A council spent more than £5,000 on fact-finding visits to do with waste disposal and travelled further than a round-the-world trip.

A group of Essex county councillors and officers clocked up roughly 28,189 miles on trips to China, Barcelona, Dusseldorf, Milan, Madrid, Hanover, Leicester and Tel Aviv between 2002 and 2007.

The equatorial circumference of the world is about 24,902 miles.

The list of visits was included in documentation for the authority's private finance initiative (PFI) project, which it hopes will secure £90 million in Government cash to invest in recycling and waste disposal over 25 years.

Rivenhall has been controversially included in the project as an example location for a waste-burning energy plant.

Information released through the Freedom of Information Act revealed that Essex County Council spent about £5,534.32 on the trips.

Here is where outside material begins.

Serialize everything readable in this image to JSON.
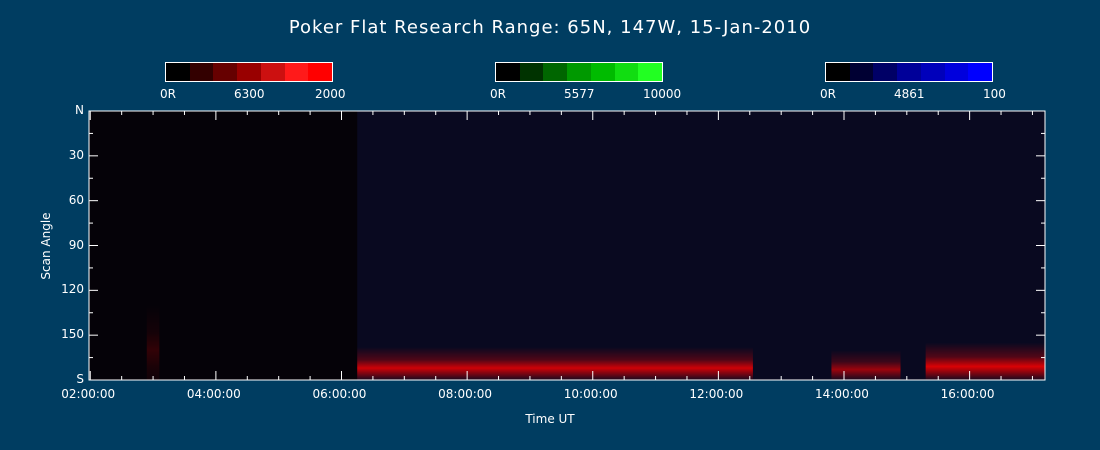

James Abbott, district councillor for Bradwell, Rivenhall and Silver End, and chairman of the Essex Green Party, said: "You don't necessarily need to do physical trips to all these places.

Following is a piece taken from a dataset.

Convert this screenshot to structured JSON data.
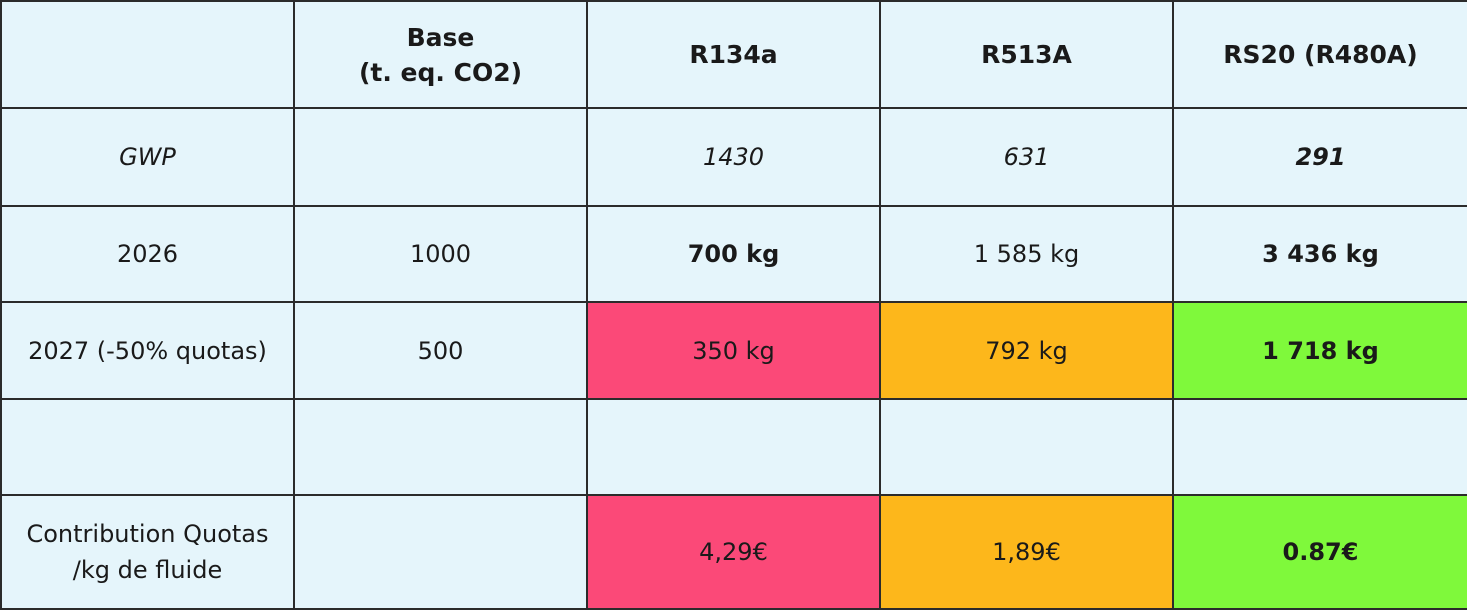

"It conflicts with all the talk of reducing carbon footprints and climate change."

A county council spokesman said: "Spending £5,534 over five years to make sure we get it right before millions are invested was felt justified, as the cost if we get it wrong will be far higher both financially and environmentally."

Nearly 450,000 tonnes of waste is sent to landfill every year in Essex, and the authority must look abroad for solutions other than landfill or mass-burn incineration, she said.

The spokesman said the China trip related to a visit by Graham Tombs, director for environment and commerce, to address a meeting of environmental specialists looking at waste management in Nanjing, where he spoke about Europe's approach and options other than landfill.